Tre i pilastri dell’ intervento. Il primo può essere sintetizzato dallo slogan: solo una famiglia può sostituire una famiglia. E cosa c’è di analogo a una famiglia, se non un’altra famiglia? E’ ormai maturo il tempo di programmare la chiusura delle comunità educative entro il 2017. Una proposta che semplicemente darebbe attuazione alla legislazione esistente. La legge 149, all’articolo 2 comma  4, recita testualmente: “Il ricovero in istituto deve essere superato entro il 31 dicembre 2006 mediante affidamento ad una famiglia e, ove ciò non sia possibile, mediante inserimento in comunità di tipo familiare caratterizzate da organizzazione e da rapporti interpersonali analoghi a quelli di una famiglia”. E cosa c’è di analogo a una famiglia, se non un’altra famiglia?

La battaglia per la chiusura dei vecchi istituti, lanciata da Don Oreste Benzi e fatta propria da Amici dei Bambini, si è realizzata. Ma a distanza di tredici anni dalla legge, manca la corretta riorganizzazione delle modalità di accoglienza dei minori in affidamento. Educatori e operatori professionali quali sono i dipendenti delle comunità educative non possono in alcun modo avere il ruolo di due genitori.

Il punto è che su circa 30mila minori fuori famiglia, più della metà vivono in comunità educative. Quindi servirebbero 10mila  famiglie disponibili ad accogliere bambini e ragazzi che si trovano in difficoltà.

Un traguardo apparentemente irraggiungibile, visto che negli ultimi anni si è assistito alla perdita di 700 famiglie affidatarie. Ma le ragioni di questo forfait sono dovute quasi sempre alla solitudine con la quale le famiglie affidatarie fanno quotidianamente i conti. I servizi sociali hanno infatti sempre meno risorse economiche e umane da investire per la tutela dei minori. E qui si incunea il secondo punto, ovvero l’opportunità di coinvolgere il privato sociale nella gestione dell’affido, per ora esclusivo appannaggio del pubblico.

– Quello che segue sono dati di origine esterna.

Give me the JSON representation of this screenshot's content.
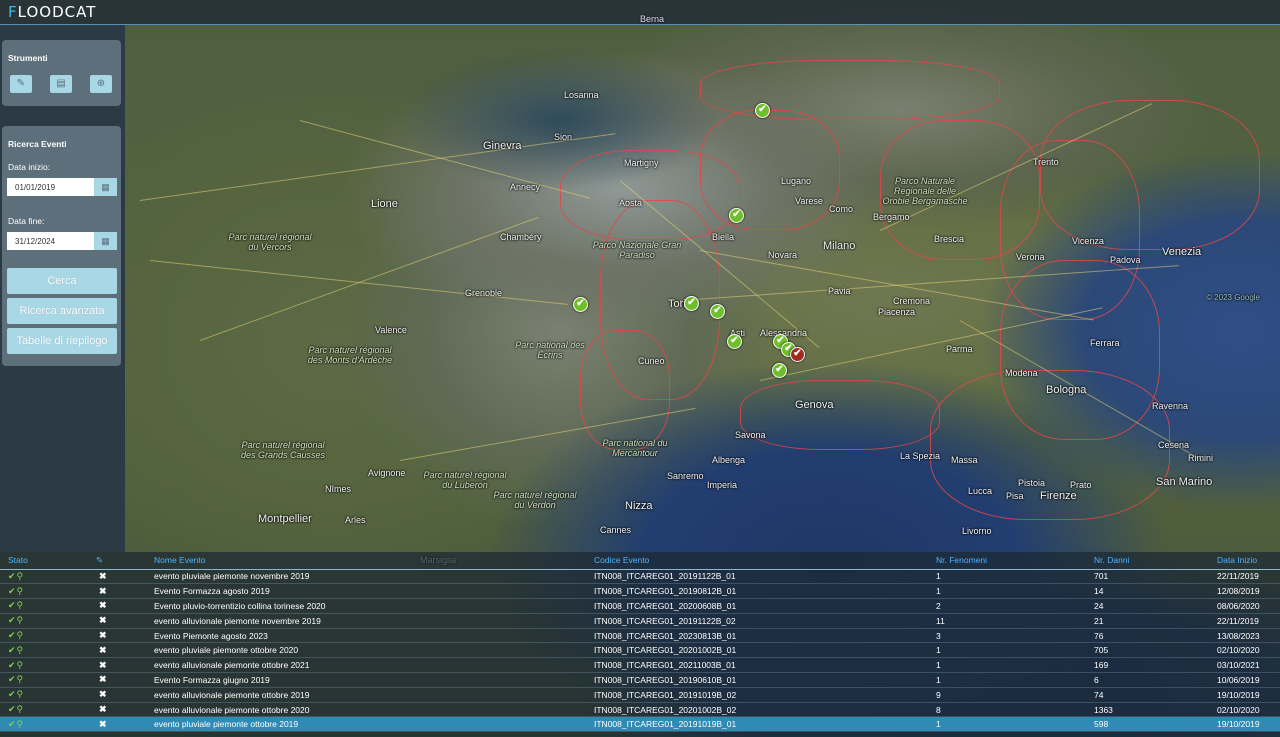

Il terzo punto affrontato da Gorgoglione è la necessità di restituire all’affido la sua principale caratteristica: ovvero garantire a un minore in difficoltà un progetto di accoglienza temporanea. Invece  quasi sempre la temporaneità viene disattesa. La prassi ha trasformato quella che dovrebbe essere l’eccezione, un affido superiore ai 24 mesi (eventualmente rinnovabili),  in consuetudine.  A danno soprattutto dei bambini, che restano per anni  in un limbo affettivo e burocratico.

Intervistato da Aibinews, Gorgoglione ha affermato:  «Le obiezioni che mi sono state rivolte dietro le quinte è che una famiglia non è preparata per affrontare situazioni di grave disagio, ma la nostra proposta è proprio quella affidare le cose della famiglia alla famiglia, che però non deve essere lasciata sola, come troppe volte accade adesso, ma dev’essere supportata da figure professionali specializzate».